Editorial / Kaviar-Diplomatie – Sportevents in Aserbaidschan
Kommende Woche reist die luxemburgische Fußballnationalmannschaft zum WM-Qualifikationsspiel nach Aserbaidschan. Das Land im Kaukasus ist in den vergangenen Jahren so etwas wie das europäische Katar geworden. Genau wie der Wüstenstaat nutzt der autoritäre aserbaidschanische Diktator Ilham Alijew den Sport zu Propagandazwecken. Reichlich Geld wurde in den vergangenen Jahren in die Außendarstellung gepumpt. 2015 fand die pompöse Premiere der Europaspiele in der Hauptstadt Baku statt, seit sechs Jahren wird an gleicher Stelle der Große Preis von Aserbaidschan in der Formel 1 ausgetragen, 2019 fand das Endspiel der Europa League in der ehemaligen sowjetischen Teilrepublik statt und 2020 beherbergte Baku vier Spiele der EM 2020. Dazu gesellen sich noch etliche kleinere Europameisterschaften. Der Ölreichtum des Landes macht all diese öffentlichkeitswirksamen Events möglich.
Genau wie bei Katar scheren sich die Dachverbände, die diese Großveranstaltungen vergeben, herzlich wenig um Menschenrechte, Meinungsfreiheit oder Fremdenfeindlichkeit.

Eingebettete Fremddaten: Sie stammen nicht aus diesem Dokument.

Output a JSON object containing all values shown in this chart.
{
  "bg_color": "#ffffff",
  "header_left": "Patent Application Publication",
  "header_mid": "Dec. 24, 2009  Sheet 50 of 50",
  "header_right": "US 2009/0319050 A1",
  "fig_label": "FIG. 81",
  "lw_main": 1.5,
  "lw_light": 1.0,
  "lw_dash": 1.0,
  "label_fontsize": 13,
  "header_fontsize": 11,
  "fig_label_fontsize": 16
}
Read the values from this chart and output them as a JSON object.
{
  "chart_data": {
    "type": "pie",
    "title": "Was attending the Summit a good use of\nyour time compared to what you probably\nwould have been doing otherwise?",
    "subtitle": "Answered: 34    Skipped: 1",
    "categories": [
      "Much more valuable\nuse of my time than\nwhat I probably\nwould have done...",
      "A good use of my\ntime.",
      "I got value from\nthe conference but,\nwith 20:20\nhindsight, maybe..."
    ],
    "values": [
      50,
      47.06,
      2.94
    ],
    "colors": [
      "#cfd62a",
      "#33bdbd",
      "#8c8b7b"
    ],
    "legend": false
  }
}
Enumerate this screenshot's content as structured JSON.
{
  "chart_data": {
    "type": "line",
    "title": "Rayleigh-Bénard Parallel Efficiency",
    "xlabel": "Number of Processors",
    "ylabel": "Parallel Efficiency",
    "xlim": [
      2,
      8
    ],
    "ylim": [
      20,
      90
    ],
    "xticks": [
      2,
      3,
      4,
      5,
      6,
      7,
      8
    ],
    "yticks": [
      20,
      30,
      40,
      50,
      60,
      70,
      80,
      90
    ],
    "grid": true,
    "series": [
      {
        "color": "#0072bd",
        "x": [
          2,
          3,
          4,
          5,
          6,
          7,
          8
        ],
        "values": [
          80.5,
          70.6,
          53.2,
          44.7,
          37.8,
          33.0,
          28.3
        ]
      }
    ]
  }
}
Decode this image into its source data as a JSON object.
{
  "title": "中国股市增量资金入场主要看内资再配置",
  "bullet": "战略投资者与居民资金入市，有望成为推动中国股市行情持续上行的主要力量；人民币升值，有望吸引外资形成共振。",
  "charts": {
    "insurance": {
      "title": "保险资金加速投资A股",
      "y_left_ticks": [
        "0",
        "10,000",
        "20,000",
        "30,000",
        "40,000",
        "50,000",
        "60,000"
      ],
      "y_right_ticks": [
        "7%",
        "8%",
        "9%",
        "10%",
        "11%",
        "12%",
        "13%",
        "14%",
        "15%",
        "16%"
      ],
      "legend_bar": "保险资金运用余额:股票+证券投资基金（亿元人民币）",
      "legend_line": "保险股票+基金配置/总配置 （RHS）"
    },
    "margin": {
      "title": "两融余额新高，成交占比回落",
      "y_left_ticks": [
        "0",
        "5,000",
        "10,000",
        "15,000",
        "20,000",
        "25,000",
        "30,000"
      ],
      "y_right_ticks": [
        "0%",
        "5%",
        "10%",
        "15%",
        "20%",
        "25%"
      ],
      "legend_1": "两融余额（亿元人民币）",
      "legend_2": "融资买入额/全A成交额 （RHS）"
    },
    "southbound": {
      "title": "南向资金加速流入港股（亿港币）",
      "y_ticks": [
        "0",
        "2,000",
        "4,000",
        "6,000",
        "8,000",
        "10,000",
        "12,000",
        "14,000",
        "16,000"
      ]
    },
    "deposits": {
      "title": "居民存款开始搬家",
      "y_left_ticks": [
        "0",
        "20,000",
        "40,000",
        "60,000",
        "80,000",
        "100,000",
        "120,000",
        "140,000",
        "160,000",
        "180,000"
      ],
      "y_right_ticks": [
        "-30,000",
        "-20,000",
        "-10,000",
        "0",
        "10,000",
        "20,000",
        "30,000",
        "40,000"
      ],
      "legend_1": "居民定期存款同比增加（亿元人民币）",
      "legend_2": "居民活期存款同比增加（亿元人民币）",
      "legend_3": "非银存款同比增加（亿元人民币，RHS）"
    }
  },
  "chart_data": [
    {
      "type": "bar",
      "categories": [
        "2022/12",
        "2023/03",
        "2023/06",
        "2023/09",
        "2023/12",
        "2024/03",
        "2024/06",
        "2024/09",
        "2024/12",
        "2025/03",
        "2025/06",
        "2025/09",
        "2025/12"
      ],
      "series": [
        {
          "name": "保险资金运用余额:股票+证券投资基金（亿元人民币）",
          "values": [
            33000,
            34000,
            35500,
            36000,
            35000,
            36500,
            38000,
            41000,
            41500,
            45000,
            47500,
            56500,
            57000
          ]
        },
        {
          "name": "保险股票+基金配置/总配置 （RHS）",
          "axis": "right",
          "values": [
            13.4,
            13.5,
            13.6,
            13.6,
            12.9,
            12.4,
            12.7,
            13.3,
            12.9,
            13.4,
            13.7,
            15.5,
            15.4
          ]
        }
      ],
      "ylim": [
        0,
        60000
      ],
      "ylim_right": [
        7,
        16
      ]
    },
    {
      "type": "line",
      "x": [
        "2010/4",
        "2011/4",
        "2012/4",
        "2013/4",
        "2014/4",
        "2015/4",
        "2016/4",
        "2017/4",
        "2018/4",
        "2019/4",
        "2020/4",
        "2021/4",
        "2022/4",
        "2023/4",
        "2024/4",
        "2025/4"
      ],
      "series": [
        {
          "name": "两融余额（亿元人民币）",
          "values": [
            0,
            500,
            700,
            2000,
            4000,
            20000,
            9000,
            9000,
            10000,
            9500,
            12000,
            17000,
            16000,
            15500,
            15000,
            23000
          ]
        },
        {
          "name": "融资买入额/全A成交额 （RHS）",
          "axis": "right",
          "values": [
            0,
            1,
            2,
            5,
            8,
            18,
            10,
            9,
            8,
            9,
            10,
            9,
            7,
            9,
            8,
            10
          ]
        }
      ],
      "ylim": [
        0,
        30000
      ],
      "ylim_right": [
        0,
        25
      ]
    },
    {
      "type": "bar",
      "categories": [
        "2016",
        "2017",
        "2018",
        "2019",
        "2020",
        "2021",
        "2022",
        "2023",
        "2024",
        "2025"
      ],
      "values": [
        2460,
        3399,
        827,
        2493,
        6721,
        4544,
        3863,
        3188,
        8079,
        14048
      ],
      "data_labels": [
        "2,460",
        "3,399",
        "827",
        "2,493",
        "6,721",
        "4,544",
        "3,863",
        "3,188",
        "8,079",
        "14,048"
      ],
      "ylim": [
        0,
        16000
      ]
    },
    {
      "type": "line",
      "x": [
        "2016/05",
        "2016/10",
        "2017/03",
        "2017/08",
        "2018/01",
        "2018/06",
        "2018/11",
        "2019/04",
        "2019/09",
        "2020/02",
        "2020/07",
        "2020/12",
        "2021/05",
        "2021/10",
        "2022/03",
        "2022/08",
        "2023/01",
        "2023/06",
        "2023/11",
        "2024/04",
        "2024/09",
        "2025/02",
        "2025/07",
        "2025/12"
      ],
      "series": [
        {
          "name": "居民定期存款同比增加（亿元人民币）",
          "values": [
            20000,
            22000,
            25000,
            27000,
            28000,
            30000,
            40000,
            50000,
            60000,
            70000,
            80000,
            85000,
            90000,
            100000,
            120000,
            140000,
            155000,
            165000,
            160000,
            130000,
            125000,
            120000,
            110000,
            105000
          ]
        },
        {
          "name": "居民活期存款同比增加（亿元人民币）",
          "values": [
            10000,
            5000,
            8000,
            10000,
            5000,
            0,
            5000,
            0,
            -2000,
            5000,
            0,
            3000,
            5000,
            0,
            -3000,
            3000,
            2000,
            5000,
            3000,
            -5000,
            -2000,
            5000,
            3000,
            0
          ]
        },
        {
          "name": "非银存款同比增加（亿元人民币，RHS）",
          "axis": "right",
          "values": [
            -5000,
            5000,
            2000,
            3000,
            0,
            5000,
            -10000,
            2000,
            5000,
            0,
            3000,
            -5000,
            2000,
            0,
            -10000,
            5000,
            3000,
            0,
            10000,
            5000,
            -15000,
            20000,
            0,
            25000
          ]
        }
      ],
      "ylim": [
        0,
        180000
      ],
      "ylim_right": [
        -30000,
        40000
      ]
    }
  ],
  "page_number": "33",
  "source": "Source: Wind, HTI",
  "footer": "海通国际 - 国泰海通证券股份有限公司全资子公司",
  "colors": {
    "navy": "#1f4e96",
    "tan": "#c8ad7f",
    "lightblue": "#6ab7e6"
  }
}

2019 trat der armenische Spitzenspieler Henrik Mkhitaryan (damals in Diensten von Arsenal) nicht zum Europa-League-Endspiel in Baku an, weil er sich nicht sicher fühlte. Das gleiche Szenario ereignete sich 2018, als der ehemalige Niederkorner Stürmer Aleksandre Karapetian aus demselben Grund nicht am Hinspiel gegen FK Gabala in Aserbaidschan teilnahm. Eine Situation, die unvorstellbar wäre in den anderen Mitgliedsverbänden der UEFA. Für den Kaukasus-Staat und seine Ölfelder scheint die Toleranzschwelle jedoch groß genug zu sein.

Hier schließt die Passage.